Perlu diperhatikan bahwa para Nabi juga berijtihad, dan ijtihad
mereka terkadang salah. Beberapa pakar
yurisprudensi Islam(usuliyyin)
mempermasalahkan adanya ijtihad yang dilakukan Nabi Muhammad. Karena ia adalah
pembawa wahyu, bagaimana mungkin ia diperbolehkan untuk berijtihad
mengubah suatu yang buruk menjadi yang baik dan melakukan ijtihad spekulatif (al-zan), padahal segala yang berasal
dari Nabi adalah keyakinan. (al-yakin) dari sini beberapa usuliyyin menolak adanya ijtihad pada
diri Nabi Muhammad.
Perbuatan Nabi Muhammad adalah untuk diteladani. Ia mengawini janda
bekas anak asuhnya adalah untuk diteladani dan untuk meringankan beban
kehidupan mereka, ataupun menghilangkan hambatan-hambatan psikologis dalam
system adopsi yang berlaku saat itu. Begitu pula beliau berijtihad untuk
dijadikan sunah dan teladan dan terkadang terjadi kesalahan dalam ijtihadnya
untuk menjadi pelajaran dan sunnah. Karena jika Nabi tidak berijtihad, maka
siapa yang akan menjadi contoh dan panutan kita dalam memutuskan hukum dan qiyas (analogi)? Siapa pula yang akan menjadi
pelopor kita dalam menginterprestasikan Al-Qur’an dan memahami petunjuknya yang tersirat, dan
itu sangat membutukan penalaran dan ijtihad?
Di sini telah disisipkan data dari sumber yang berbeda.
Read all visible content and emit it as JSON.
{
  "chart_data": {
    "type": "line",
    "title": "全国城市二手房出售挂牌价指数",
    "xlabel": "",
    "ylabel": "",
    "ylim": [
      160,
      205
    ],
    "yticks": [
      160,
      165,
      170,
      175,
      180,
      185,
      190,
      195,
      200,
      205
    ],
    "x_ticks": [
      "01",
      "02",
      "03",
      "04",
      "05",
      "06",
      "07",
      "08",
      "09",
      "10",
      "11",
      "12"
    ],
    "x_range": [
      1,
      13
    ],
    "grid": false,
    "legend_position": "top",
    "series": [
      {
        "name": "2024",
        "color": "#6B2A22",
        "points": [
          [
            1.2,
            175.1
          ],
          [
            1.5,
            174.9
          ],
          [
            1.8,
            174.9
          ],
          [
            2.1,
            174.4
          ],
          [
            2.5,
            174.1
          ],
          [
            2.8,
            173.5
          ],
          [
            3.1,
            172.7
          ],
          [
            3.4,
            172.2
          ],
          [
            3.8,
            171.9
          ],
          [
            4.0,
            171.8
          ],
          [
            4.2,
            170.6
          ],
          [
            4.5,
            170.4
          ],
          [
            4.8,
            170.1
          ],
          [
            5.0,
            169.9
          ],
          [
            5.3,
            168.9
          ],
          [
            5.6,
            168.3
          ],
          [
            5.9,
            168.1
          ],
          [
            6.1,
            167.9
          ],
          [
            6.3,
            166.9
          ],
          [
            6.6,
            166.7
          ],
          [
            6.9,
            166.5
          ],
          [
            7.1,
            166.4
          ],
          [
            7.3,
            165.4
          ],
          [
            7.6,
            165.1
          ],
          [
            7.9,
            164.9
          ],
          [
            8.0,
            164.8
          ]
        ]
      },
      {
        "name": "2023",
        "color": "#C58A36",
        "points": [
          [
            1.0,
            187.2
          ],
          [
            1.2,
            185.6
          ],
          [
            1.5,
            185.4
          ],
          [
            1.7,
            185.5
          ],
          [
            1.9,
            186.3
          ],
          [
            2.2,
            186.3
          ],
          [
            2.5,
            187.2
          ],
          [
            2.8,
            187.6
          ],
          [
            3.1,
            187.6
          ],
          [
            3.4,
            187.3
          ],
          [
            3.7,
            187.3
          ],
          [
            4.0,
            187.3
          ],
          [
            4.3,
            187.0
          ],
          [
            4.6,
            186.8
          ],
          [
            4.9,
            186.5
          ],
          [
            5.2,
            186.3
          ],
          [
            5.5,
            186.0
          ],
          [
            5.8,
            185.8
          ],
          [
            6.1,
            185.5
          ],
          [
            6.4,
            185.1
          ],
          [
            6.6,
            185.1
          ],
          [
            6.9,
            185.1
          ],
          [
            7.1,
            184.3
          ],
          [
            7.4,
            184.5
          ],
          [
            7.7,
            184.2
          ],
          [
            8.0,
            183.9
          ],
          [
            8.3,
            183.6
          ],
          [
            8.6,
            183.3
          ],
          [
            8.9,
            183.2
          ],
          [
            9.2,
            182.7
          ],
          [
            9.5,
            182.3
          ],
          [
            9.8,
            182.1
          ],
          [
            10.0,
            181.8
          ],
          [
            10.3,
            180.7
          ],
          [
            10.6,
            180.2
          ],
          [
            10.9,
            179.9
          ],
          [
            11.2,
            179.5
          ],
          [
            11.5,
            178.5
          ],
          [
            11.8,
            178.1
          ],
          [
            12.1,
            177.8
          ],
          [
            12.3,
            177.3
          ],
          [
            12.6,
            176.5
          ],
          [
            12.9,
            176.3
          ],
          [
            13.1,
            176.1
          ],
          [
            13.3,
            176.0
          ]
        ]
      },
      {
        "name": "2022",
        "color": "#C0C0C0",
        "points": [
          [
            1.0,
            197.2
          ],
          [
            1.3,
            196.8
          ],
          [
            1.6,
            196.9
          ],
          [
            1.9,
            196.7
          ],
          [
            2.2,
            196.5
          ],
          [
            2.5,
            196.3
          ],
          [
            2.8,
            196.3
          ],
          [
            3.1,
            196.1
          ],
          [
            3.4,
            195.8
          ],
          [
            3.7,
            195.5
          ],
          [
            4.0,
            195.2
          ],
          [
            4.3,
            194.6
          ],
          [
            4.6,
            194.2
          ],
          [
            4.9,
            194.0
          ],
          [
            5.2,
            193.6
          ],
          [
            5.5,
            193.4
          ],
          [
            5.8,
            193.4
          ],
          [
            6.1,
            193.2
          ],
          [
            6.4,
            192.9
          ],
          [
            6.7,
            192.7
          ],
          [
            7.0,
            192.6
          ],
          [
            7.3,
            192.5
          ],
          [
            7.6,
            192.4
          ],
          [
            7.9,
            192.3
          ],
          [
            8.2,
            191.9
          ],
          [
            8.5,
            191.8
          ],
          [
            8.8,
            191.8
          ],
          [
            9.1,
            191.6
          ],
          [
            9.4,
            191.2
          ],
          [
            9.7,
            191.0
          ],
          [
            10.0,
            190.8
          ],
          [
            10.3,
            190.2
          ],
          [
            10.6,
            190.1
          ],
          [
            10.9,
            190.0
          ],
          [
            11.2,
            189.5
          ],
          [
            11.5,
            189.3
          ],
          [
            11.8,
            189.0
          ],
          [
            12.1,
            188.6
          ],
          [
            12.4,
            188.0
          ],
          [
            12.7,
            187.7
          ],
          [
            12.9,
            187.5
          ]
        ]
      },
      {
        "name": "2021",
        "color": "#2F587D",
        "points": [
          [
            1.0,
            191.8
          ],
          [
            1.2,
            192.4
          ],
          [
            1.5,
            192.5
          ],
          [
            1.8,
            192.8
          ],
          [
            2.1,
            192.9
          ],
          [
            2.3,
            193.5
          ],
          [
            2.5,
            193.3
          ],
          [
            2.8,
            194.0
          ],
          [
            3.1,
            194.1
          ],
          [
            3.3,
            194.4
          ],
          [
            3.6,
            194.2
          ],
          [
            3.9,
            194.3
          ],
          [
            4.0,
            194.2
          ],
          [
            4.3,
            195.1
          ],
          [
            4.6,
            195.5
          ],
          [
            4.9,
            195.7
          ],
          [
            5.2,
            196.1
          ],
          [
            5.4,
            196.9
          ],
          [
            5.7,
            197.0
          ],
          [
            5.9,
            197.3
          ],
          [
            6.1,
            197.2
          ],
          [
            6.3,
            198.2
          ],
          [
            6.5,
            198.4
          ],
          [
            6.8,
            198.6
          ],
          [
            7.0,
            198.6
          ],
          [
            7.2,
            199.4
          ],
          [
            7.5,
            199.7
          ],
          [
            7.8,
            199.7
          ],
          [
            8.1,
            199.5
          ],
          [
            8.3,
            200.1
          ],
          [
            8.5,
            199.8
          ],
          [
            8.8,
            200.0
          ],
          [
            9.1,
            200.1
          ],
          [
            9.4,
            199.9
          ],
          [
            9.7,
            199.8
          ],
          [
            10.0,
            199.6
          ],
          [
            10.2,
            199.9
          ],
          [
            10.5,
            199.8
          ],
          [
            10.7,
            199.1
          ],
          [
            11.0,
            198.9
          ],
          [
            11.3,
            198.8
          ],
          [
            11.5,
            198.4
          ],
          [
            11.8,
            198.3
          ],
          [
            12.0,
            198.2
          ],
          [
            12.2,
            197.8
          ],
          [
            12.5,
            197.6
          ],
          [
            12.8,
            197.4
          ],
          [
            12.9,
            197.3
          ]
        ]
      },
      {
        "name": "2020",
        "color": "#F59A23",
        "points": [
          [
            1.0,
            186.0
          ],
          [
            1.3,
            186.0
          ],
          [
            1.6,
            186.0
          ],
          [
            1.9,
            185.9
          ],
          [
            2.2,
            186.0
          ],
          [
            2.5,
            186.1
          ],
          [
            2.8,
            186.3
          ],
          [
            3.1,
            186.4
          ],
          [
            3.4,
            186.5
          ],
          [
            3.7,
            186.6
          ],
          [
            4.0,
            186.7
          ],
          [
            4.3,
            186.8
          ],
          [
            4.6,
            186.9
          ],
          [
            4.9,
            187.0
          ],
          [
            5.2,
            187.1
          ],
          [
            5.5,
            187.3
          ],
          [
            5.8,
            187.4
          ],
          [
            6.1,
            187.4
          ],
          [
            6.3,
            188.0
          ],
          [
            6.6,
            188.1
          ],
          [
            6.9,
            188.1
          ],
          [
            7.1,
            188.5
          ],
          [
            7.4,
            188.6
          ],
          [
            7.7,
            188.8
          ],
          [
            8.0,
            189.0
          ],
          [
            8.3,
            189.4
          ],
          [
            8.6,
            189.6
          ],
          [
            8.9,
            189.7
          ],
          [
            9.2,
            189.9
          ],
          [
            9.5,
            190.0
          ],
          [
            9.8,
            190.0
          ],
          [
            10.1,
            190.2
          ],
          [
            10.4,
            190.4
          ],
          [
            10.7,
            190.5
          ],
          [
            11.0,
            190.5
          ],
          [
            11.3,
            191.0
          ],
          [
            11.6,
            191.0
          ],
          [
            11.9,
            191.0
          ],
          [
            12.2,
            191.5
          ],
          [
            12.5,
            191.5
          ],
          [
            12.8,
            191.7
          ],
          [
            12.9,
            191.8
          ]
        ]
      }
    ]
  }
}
Sedangkan kesalahan ijtihad yang dilakukan Nabi, kesalahan tersebut
tidak termasuk dari jenis kesalahan menurut para mujtahid dan bukan pula
sebagai unsur kesalahan, dijelaskan dalam Al-Qur’an dan banyak contohnya, hal
ini sebagi dorongan dan penyejuk jiwa bagi penerus mereka dari kalangan ulama.
Merujuk dan menyadarkan pada Al-Qur’an atas beberapa kesalahan ijtihad yang
dilakukan para nabi adalah lebih baik daripada menolaknya dan
menginterprestasikan denga hal lain. Kondisi ini sama sekali tidak mengurangi
derajat mereka, serta tidak menodai kemaksuman
(suci dari dosa) para nabi. Pemaksuman para Nabi yang pertama dan utama adalah
dalam dakwah mereka, dan kemudian maksum dari perbuatan maksiat kepada Allah.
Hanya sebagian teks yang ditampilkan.